Tant pis, il peut bouder, je ne veux pas servir sa jalousie et son besoin de s'opposer sans cesse à son cousin.
— T'as embrassé Naël ? Beurk, dégueu. C'est ton amoureux ? Je croyais que c'était Ilyes.
— Tais toi Léo, lui dit Maman.
Naël a l'air très mal, il bredouille quelques excuses et je tente de lui sourire tristement.
Puis d'un mouvement brusque, Ilyes se lève de table et commence à partir.
Est-ce qu'ils ont tous décidé de me jouer un vaudeville à huis clos ?
— Ilyes ! Ne fais pas le gamin !
Je me lève à mon tour pour le suivre sous le regard un peu halluciné de toute la famille.
Il nous rejoue la veille de Noël à Toulon ?
— S'il te plaît ne pars pas comme ça, c'est ridicule.
Je le rejoins en courant dans la cage d'escaliers et le ratrappe par le poignet, il se retourne brusquement face à moi, l'air furieux. Ses yeux m'impressionneront toujours quand ils me fixent avec cette violence.
— Pourquoi tu réagis comme ça avec Naël ? J'étais soulagée que tu sois là ce soir...
Il ne répond pas. Comme d'habitude il préfère se murer dans le silence plutôt que dire ce qu'il ressent réellement. C'est tellement agaçant de sentir qu'il pense des tas de choses qu'il n'exprimera jamais.
— Pour l'amour de Dieu dis quelque chose.
— J'ai rien à te dire. Tu veux continuer de lécher le cul de Naël c'est ton problème.
Je lève les yeux au ciel, ne peut-il pas y avoir un juste milieu entre détester et aduler quelqu'un ?

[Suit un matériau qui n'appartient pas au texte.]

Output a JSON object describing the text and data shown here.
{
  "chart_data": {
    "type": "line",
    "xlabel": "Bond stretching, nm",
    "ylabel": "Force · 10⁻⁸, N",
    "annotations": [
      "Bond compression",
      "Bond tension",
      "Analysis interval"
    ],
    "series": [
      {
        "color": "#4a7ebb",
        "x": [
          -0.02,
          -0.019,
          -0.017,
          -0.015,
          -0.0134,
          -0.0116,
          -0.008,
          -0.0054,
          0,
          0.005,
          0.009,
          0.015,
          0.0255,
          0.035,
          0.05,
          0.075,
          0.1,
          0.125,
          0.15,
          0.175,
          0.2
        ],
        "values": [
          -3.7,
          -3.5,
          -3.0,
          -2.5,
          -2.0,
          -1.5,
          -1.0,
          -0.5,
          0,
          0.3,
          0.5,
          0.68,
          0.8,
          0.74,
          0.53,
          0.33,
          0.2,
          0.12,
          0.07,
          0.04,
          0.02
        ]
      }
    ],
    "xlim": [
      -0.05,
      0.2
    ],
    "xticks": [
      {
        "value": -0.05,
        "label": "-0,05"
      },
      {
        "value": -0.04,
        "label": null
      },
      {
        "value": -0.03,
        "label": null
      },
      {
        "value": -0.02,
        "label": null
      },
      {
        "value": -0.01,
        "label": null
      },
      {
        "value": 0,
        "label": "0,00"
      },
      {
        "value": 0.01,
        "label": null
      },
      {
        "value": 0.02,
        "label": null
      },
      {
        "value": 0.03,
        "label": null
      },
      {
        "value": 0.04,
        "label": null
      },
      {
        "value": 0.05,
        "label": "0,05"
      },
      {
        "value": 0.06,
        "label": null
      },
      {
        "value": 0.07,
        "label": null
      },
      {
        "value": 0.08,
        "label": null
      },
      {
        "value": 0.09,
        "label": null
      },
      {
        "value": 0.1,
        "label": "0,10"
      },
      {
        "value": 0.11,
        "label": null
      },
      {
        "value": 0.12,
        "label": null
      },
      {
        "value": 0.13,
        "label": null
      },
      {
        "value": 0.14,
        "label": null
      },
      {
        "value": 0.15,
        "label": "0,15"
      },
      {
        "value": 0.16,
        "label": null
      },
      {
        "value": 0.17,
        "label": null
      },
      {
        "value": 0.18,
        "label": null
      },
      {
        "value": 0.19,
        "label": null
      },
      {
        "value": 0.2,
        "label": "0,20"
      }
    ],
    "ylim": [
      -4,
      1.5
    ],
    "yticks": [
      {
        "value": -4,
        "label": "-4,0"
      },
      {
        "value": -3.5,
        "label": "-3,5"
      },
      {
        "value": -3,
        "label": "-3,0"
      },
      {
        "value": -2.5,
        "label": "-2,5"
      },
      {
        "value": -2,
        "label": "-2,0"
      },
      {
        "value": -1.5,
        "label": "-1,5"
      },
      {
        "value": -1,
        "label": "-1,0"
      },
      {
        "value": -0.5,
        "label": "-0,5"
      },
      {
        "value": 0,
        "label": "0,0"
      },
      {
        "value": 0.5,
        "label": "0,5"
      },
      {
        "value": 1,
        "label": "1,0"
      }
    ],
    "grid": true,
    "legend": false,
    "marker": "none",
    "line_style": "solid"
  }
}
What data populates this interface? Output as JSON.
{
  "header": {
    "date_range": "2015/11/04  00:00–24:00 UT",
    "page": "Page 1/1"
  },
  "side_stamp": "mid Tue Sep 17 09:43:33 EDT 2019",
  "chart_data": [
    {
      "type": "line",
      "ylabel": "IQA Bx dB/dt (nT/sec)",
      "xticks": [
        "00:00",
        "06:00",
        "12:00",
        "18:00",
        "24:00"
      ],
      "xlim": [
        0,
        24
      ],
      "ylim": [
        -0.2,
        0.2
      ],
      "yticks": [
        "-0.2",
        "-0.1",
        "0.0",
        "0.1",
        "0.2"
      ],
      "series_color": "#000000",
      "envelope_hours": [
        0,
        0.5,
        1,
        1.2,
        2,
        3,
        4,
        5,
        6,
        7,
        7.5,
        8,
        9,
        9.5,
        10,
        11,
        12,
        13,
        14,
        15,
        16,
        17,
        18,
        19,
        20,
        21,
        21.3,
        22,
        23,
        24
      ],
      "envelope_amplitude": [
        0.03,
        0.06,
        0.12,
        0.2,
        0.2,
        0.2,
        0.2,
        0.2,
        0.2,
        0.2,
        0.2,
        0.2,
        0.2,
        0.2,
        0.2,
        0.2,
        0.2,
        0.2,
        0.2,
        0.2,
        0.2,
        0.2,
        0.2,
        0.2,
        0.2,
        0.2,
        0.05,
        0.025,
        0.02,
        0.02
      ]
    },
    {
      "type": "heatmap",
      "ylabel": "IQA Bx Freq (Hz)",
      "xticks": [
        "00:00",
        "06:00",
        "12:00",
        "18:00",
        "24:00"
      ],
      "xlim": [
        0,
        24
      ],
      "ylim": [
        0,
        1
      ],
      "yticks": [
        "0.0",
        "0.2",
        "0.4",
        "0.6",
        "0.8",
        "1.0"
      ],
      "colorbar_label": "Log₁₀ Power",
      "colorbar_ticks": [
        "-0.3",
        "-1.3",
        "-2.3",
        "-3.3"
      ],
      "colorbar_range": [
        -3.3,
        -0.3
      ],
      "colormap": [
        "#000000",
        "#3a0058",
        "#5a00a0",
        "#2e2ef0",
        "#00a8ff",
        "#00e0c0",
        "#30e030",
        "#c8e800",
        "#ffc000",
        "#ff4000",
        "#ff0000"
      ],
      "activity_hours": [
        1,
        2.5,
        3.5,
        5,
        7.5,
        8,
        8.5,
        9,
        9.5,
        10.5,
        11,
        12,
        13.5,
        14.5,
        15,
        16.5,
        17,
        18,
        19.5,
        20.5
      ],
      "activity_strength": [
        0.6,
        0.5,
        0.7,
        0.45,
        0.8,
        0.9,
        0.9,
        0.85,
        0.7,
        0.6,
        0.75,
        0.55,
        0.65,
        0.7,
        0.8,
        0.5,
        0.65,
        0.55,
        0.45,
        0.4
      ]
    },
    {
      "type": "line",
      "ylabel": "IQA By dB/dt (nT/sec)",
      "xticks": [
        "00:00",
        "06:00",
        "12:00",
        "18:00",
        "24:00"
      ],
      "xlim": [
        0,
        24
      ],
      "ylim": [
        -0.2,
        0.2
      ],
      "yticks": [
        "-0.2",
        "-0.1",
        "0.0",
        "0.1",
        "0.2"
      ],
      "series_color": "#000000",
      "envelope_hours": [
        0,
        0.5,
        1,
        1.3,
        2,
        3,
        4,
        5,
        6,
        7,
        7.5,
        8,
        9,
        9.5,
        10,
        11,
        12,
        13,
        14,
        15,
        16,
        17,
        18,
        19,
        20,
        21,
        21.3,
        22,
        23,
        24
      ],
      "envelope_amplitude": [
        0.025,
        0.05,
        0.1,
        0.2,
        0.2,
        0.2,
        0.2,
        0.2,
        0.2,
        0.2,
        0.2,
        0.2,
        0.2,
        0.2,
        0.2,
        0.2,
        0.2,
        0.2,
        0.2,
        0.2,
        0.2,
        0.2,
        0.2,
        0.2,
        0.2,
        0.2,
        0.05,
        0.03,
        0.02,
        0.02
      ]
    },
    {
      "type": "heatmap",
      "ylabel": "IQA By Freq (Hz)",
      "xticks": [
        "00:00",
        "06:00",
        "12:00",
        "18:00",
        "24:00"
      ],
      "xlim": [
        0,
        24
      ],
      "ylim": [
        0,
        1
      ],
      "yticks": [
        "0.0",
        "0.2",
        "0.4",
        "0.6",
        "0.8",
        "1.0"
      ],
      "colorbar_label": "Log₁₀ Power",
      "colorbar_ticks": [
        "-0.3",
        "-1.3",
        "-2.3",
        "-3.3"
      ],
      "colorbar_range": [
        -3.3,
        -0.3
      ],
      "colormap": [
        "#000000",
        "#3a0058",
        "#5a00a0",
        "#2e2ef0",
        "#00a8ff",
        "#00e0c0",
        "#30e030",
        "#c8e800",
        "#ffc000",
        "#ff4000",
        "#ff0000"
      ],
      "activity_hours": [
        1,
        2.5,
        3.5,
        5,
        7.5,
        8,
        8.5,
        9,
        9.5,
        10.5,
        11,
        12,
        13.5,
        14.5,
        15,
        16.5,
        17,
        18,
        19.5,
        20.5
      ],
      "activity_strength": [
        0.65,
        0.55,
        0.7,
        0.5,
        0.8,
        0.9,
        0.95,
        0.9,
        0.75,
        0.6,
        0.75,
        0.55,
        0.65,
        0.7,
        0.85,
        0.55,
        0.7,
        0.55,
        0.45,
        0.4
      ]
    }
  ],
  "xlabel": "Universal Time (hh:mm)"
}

— J'essaye simplement d'être objective, Naël n'avait rien fait de mal ce soir, tu n'avais aucune raison de lui tomber dessus. Je commence à croire que tu es venu ici simplement pour le plaisir de lui rentrer dedans. Je veux pas être ton prétexte pour régler tes comptes avec lui.
Il me dévisage avec colère, je sais que c'est très compliqué de lui faire entendre raison, il est encore plus borné qu'Amir et quand il a un point de vue sur les choses, il n'en démord pas.
— Je sais pas pourquoi j'suis venu, t'façon tu le défends tout le temps. Il pourrait te traiter comme la pire des merdes tu continuerais de le trouver parfait. Alors que moi je te défends et tu me gueules dessus. Vas-y laisse tomber tu me les brises.
Ok donc Amir avait raison. Ilyes est jaloux.
— Mais t'es pas sérieux, c'est encore ce ridicule concours de taille de zizi avec Naël ?
— Parle pas quand tu sais pas, répond-il.
Mais je sens qu'il est un peu gêné soudainement. Et ma tête s'est remise à tourner.
— Ilyes.
— Allez je me casse.
— Ilyes...
De nouveau des petites étincelles noires parasitent ma vision et je crois qu'il comprend que ça ne va pas car il se rapproche aussitôt de moi pour attraper mon bras.
— Putain, assieds-toi je vais chercher ton père.
— Non... Ça va aller, c'est rien.
Mais je m'écroule littéralement sur lui et j'ai juste le temps de l'entendre appeler mes parents avant de perdre connaissance.